In “The Perils of Obedience”, Milgram makes a valid point that following the commands of authority does not necessarily make one an evil person, even when the commands result in immoral actions. But is it society or human nature that makes us adhere to authority? In reference to Eichmann, the people killing the Jews blamed it on Eichmann’s orders, while Eichmann pointed the finger at the people actually gassing the victims. I believe that it’s human nature to avoid punishment, like the gasser killing the Jews to avoid punishment from superiors, and then blaming the orders to avoid judicial punishment.

It is believed that obedience is a form of disciplinary action one adheres to due to their upbringing. The first case Milgram references to Gretchen, a German woman, who sympathizes with the learner’s distress and refuses to proceed with the experiment. Is this because of the society in which she was raised in? Perhaps being German gives her a different outlook, because of World War II, which seems to be a common trend in this excerpt.

Milgram references the Holocaust with respect to the people who carried it out, and maybe he used Gretchen as an example because of the culture she came from. Perhaps the violence that occurred in Germany has changed her perception on the pain of others. Gretchen’s upbringing has deeply affected her judgment to the experiment and she took control of her own actions and decisions took responsibility and ended the torture of the learner therefore giving in to her conscience.

Again, with a clean, clear conscience one can fairly judge the current situation and take responsibility to their actions however, those who obeyed the experimenter until the experiment was over, kept going even though nothing was offered to lose if they disobeyed the orders. The minds of those who continued were like this because it was believed that they had a sense of obligation and not from peculiarly aggressive tendencies (Milgram). They felt they had to obey the one in command, is why they continued with the experiment.

Many do question this issue at hand.

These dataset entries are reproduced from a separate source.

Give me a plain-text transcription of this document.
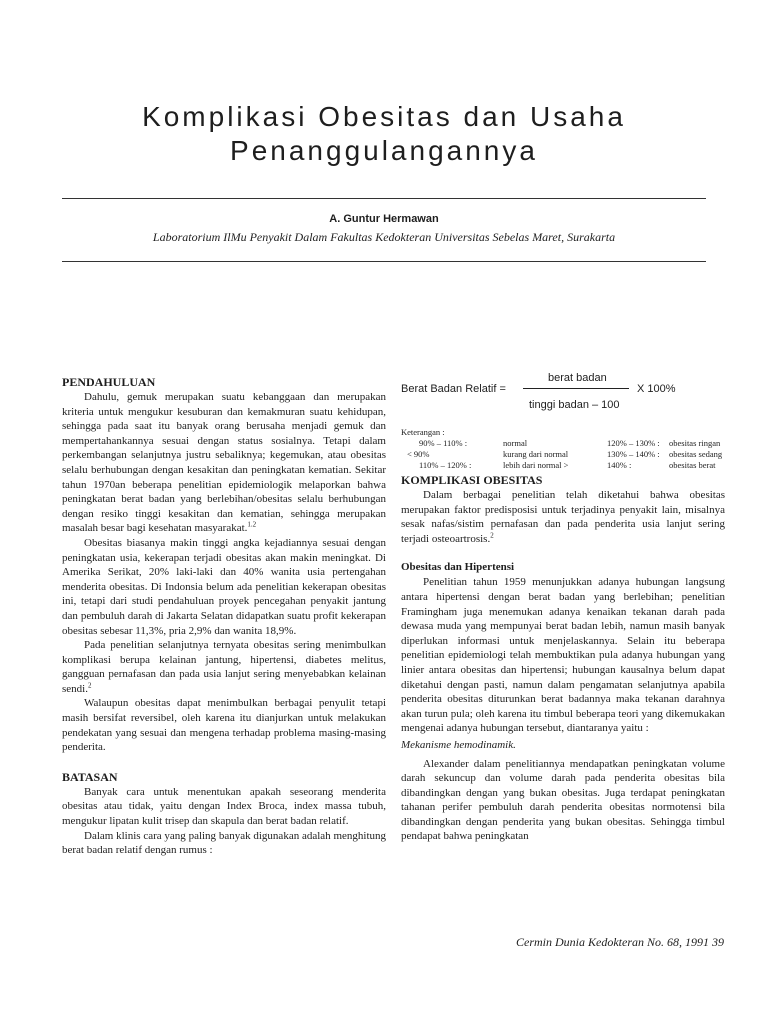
Komplikasi Obesitas dan Usaha
Penanggulangannya
A. Guntur Hermawan
Laboratorium IlMu Penyakit Dalam Fakultas Kedokteran Universitas Sebelas Maret, Surakarta
PENDAHULUAN

Dahulu, gemuk merupakan suatu kebanggaan dan merupakan kriteria untuk mengukur kesuburan dan kemakmuran suatu kehidupan, sehingga pada saat itu banyak orang berusaha menjadi gemuk dan mempertahankannya sesuai dengan status sosialnya. Tetapi dalam perkembangan selanjutnya justru sebaliknya; kegemukan, atau obesitas selalu berhubungan dengan kesakitan dan peningkatan kematian. Sekitar tahun 1970an beberapa penelitian epidemiologik melaporkan bahwa peningkatan berat badan yang berlebihan/obesitas selalu berhubungan dengan resiko tinggi kesakitan dan kematian, sehingga merupakan masalah besar bagi kesehatan masyarakat.$^{1.2}$

Obesitas biasanya makin tinggi angka kejadiannya sesuai dengan peningkatan usia, kekerapan terjadi obesitas akan makin meningkat. Di Amerika Serikat, 20% laki-laki dan 40% wanita usia pertengahan menderita obesitas. Di Indonsia belum ada penelitian kekerapan obesitas ini, tetapi dari studi pendahuluan proyek pencegahan penyakit jantung dan pembuluh darah di Jakarta Selatan didapatkan suatu profit kekerapan obesitas sebesar 11,3%, pria 2,9% dan wanita 18,9%.

Pada penelitian selanjutnya ternyata obesitas sering menimbulkan komplikasi berupa kelainan jantung, hipertensi, diabetes melitus, gangguan pernafasan dan pada usia lanjut sering menyebabkan kelainan sendi.$^2$

Walaupun obesitas dapat menimbulkan berbagai penyulit tetapi masih bersifat reversibel, oleh karena itu dianjurkan untuk melakukan pendekatan yang sesuai dan mengena terhadap problema masing-masing penderita.

BATASAN

Banyak cara untuk menentukan apakah seseorang menderita obesitas atau tidak, yaitu dengan Index Broca, index massa tubuh, mengukur lipatan kulit trisep dan skapula dan berat badan relatif.

Dalam klinis cara yang paling banyak digunakan adalah menghitung berat badan relatif dengan rumus :

Berat Badan Relatif =
berat badan
tinggi badan – 100
X 100%
Keterangan :
90% – 110% :	normal	120% – 130% :	obesitas ringan
< 90%	kurang dari normal	130% – 140% :	obesitas sedang
110% – 120% :	lebih dari normal >	140% :	obesitas berat
KOMPLIKASI OBESITAS

Dalam berbagai penelitian telah diketahui bahwa obesitas merupakan faktor predisposisi untuk terjadinya penyakit lain, misalnya sesak nafas/sistim pernafasan dan pada penderita usia lanjut sering terjadi osteoartrosis.$^2$

Obesitas dan Hipertensi

Penelitian tahun 1959 menunjukkan adanya hubungan langsung antara hipertensi dengan berat badan yang berlebihan; penelitian Framingham juga menemukan adanya kenaikan tekanan darah pada dewasa muda yang mempunyai berat badan lebih, namun masih banyak diperlukan informasi untuk menjelaskannya. Selain itu beberapa penelitian epidemiologi telah membuktikan pula adanya hubungan yang linier antara obesitas dan hipertensi; hubungan kausalnya belum dapat diketahui dengan pasti, namun dalam pengamatan selanjutnya apabila penderita obesitas diturunkan berat badannya maka tekanan darahnya akan turun pula; oleh karena itu timbul beberapa teori yang dikemukakan mengenai adanya hubungan tersebut, diantaranya yaitu :

Mekanisme hemodinamik.

Alexander dalam penelitiannya mendapatkan peningkatan volume darah sekuncup dan volume darah pada penderita obesitas bila dibandingkan dengan yang bukan obesitas. Juga terdapat peningkatan tahanan perifer pembuluh darah penderita obesitas normotensi bila dibandingkan dengan penderita yang bukan obesitas. Sehingga timbul pendapat bahwa peningkatan

Cermin Dunia Kedokteran No. 68, 1991 39
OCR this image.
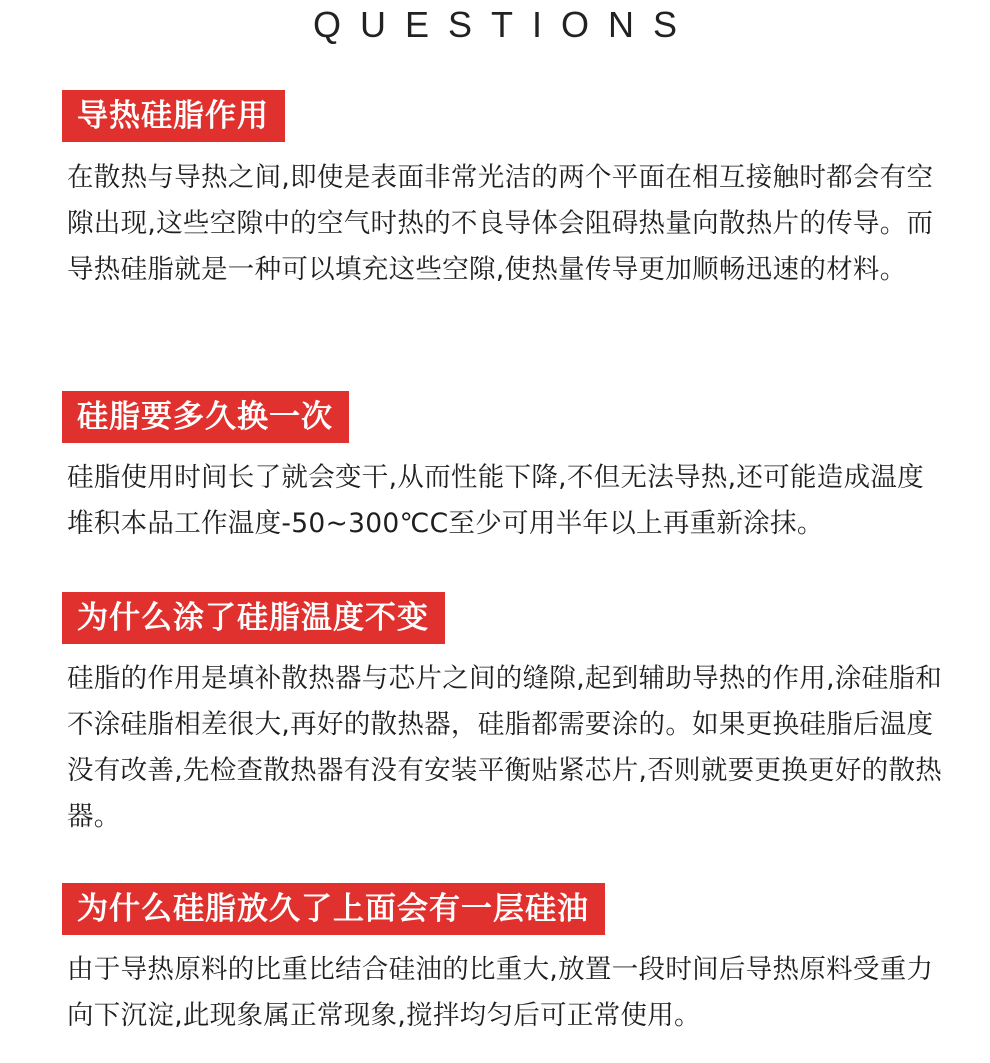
QUESTIONS
导热硅脂作用
在散热与导热之间,即使是表面非常光洁的两个平面在相互接触时都会有空隙出现,这些空隙中的空气时热的不良导体会阻碍热量向散热片的传导。而导热硅脂就是一种可以填充这些空隙,使热量传导更加顺畅迅速的材料。
硅脂要多久换一次
硅脂使用时间长了就会变干,从而性能下降,不但无法导热,还可能造成温度堆积本品工作温度-50~300℃C至少可用半年以上再重新涂抹。
为什么涂了硅脂温度不变
硅脂的作用是填补散热器与芯片之间的缝隙,起到辅助导热的作用,涂硅脂和不涂硅脂相差很大,再好的散热器，硅脂都需要涂的。如果更换硅脂后温度没有改善,先检查散热器有没有安装平衡贴紧芯片,否则就要更换更好的散热器。
为什么硅脂放久了上面会有一层硅油
由于导热原料的比重比结合硅油的比重大,放置一段时间后导热原料受重力向下沉淀,此现象属正常现象,搅拌均匀后可正常使用。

Which party to follow and obey and which to ignore and disregard, and many may argue that authority, no matter how dark, or wrong, or evil the command or instructions are that it must be followed for they are of higher power, and selected for reasons of better judgment no other subjects should question their ability. With this in most minds of believers of authority in power, values and priorities are too, disregarded. As mentioned before, one’s upbringing does have an impact and effect on one’s decisions and choices related to these situations.

To conclude, authority and its demands should be disregarded when one’s conscience overpowers, and overrules their judgment to the situation and subjects shall consider what really is good or virtuous considering the issue at hand. This form of discipline they call obedience, submission to a rule or law, should only answer to the rules and laws of one’s conscience and to one’s important values, priorities, and morals. Authority does keep society and cultures civilized and united, but without a conscience, authority may just lead any of their followers downhill, nowhere because with the help of a clean and clear conscience, the good in a situation is always present and recognized and the pain and suffering and evil in the world just might decrease a notch lower, and the good Samaritans will increase, causing our society today develop peace with others and neighboring cultures.